Given their concurrent development, it’s no surprise aspects of Prison and Ghost Town bleed into Catacombs, effectively creating a loose trilogy. However, where the spirits of Prison and Ghost Town are (largely) fuelled by revenge, Schmoeller uses his haunted house framework — spooky happenings at a monastery — to tell a quietly majestic story of good versus evil. Of course, Schmoeller being Schmoeller, the whos, whats, and whys of God and the Devil are simply a means for the auteur to probe his go-to themes of life and death, nature and nurture, and hope and regret. Sombre and bittersweet, Schmoeller underlines his thesis in one of the most beautiful moments of his career: a delicately presented and played monologue, wherein a dying cleric (Feodor Chaliapin Jr., who’d also appear in the similarly ecclesiastical In the Name of the Rose (1985) and The Church (1989)) laments his vow of chastity.

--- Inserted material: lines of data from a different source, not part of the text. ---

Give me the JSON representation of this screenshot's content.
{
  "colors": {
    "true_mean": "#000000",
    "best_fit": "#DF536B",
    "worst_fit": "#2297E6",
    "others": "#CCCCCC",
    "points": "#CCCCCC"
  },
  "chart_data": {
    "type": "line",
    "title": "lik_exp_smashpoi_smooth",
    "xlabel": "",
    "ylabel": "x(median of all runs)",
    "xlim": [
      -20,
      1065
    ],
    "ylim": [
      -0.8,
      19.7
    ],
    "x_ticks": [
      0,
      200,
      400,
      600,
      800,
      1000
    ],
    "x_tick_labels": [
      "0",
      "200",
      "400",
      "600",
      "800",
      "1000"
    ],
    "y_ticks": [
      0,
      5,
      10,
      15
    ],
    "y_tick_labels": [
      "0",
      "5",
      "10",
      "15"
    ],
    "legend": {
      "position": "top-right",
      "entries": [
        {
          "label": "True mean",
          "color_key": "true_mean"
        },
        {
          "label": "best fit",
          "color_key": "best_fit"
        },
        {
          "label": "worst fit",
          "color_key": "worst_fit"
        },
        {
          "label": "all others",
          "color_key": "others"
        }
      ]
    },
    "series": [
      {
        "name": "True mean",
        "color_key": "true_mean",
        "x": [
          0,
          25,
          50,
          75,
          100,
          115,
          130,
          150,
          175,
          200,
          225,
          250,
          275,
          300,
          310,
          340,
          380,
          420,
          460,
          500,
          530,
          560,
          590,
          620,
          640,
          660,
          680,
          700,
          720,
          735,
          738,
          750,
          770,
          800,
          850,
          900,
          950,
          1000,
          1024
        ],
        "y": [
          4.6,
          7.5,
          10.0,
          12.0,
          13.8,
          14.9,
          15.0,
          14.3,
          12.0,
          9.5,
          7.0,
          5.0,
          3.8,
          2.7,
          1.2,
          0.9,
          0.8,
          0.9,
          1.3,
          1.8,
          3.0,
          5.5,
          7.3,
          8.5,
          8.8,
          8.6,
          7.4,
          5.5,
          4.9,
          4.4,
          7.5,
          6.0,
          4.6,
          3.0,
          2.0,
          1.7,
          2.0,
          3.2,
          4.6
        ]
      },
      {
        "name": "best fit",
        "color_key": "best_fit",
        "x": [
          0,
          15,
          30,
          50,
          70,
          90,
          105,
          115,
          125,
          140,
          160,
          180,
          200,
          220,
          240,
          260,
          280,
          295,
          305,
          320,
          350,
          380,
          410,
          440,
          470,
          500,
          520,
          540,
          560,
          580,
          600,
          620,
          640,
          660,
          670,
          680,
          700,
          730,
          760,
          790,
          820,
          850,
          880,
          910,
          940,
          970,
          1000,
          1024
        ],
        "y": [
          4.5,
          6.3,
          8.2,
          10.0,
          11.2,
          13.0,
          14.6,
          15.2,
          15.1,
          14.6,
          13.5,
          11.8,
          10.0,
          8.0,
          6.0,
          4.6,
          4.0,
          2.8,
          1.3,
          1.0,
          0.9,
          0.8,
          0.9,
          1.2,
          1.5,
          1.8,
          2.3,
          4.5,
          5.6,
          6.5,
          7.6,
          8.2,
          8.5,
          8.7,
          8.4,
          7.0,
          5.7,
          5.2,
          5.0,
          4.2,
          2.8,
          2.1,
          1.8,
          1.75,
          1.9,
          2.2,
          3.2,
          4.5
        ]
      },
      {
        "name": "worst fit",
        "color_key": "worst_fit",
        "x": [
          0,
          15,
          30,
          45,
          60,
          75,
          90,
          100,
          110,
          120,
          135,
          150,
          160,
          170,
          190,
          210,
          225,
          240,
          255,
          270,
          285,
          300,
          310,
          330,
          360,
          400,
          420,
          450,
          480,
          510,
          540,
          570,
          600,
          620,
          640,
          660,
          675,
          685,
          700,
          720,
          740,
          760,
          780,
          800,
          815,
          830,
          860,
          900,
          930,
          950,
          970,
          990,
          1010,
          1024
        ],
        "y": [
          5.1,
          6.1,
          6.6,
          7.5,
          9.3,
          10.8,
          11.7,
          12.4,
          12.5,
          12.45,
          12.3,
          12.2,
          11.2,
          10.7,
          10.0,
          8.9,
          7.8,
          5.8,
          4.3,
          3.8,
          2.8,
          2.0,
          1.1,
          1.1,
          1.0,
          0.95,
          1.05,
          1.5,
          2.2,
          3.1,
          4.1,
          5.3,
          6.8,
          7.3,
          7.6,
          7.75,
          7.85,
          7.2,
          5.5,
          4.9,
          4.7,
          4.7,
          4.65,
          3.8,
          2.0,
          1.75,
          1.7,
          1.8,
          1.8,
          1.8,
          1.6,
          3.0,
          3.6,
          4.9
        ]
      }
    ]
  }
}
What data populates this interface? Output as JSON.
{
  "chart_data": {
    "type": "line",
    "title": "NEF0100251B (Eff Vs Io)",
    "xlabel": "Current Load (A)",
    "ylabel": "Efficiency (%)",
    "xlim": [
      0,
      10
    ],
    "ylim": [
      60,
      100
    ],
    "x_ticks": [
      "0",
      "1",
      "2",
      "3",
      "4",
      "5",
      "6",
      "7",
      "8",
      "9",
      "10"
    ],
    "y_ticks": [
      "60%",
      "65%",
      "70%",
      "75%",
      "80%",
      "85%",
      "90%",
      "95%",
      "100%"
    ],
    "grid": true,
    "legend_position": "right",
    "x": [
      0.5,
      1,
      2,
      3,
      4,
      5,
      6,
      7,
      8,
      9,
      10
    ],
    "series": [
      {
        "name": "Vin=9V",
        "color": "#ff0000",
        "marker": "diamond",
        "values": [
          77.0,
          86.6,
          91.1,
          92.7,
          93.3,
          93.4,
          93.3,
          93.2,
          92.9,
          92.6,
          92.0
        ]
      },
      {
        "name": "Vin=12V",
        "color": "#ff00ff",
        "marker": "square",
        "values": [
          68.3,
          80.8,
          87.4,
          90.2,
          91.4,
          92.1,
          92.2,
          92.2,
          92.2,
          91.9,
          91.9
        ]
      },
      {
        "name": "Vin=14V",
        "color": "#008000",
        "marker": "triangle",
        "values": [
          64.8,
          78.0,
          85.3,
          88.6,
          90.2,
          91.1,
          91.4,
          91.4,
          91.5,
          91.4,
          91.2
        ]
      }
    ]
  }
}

Though lacking the infamy of Crawlspace (1986) and the iconic status of Puppet Master (1989), and though never receiving the kind of retrospective ballyhoo that Full Moon bestowed upon their recent HD tart-up of Netherworld (1992), Catacombs ranks alongside the mighty Tourist Trap (1979) as the scariest picture Schmoeller ever tackled for Band (and, indeed, otherwise). A master of mood, Schmoeller fosters a powerful dread-heavy atmosphere and depicts a creeping sense of mounting hysteria as the demonic forces brewing in the titular recesses of an old Italian abbey are intensified by a young priest’s crisis of faith and the eye-catching presence of a visiting female. Catacombs‘ opening is as pomp-y as it is nerve-jangling; the imaginative ‘Christ coming down from the cross’ sequence is at once strange, absurd and wickedly blasphemous; and the pleasingly low-key finale is subtly terrifying. It certainly impressed Jean-Claude Van Damme. Despite Schmoeller’s own belief he fudged it (the perpetually self-critical maestro freely admits his script didn’t actually have a conclusion until a few days before shooting), The Muscles From Brussels watched Catacombs’ brawl-tinged denouement under the recommendation of Stuart Gordon and promptly offered Schmoeller the chance to helm Kickboxer (1989). Miffed with not being able to choose his crew, Schmoeller, alas, declined.

Completed in time for the 1988 Cannes market, Schmoeller delivered the sole print of Catacombs to its French distributor personally. By the year’s end, the film was in British stores through Band’s long-standing U.K. output deal with Entertainment in Video. Sadly, in the U.S., Catacombs joined Arena (1989) and Robot Jox (1989) in Empire’s bankruptcy shuffle. Originally slated for a September ‘89 debut from Trans World Entertainment — the company that swallowed Empire’s library — Catacombs found itself shelved until 1993, when Trans World offshoot, Epic, issued it as another sequel in their Curse series, ‘Curse IV: The Ultimate Sacrifice’, via their pact with Columbia-TriStar.

USA/Italy ● 1988 ● Horror ● 88mins

Timothy Van Patten, Ian Abercrombie, Jeremy West, Laura Schaefer ● Dir. David Schmoeller ● Wri. R. Barker Price and David Schmoeller (as ‘Giovanni Dimarco’)

[1] In a further incestuous twist, ‘The Vault’’s key art, concept and title would be cannibalised by Schmoeller and Band for Netherworld, and repurposed by Band for urban shocker The Vault (2001).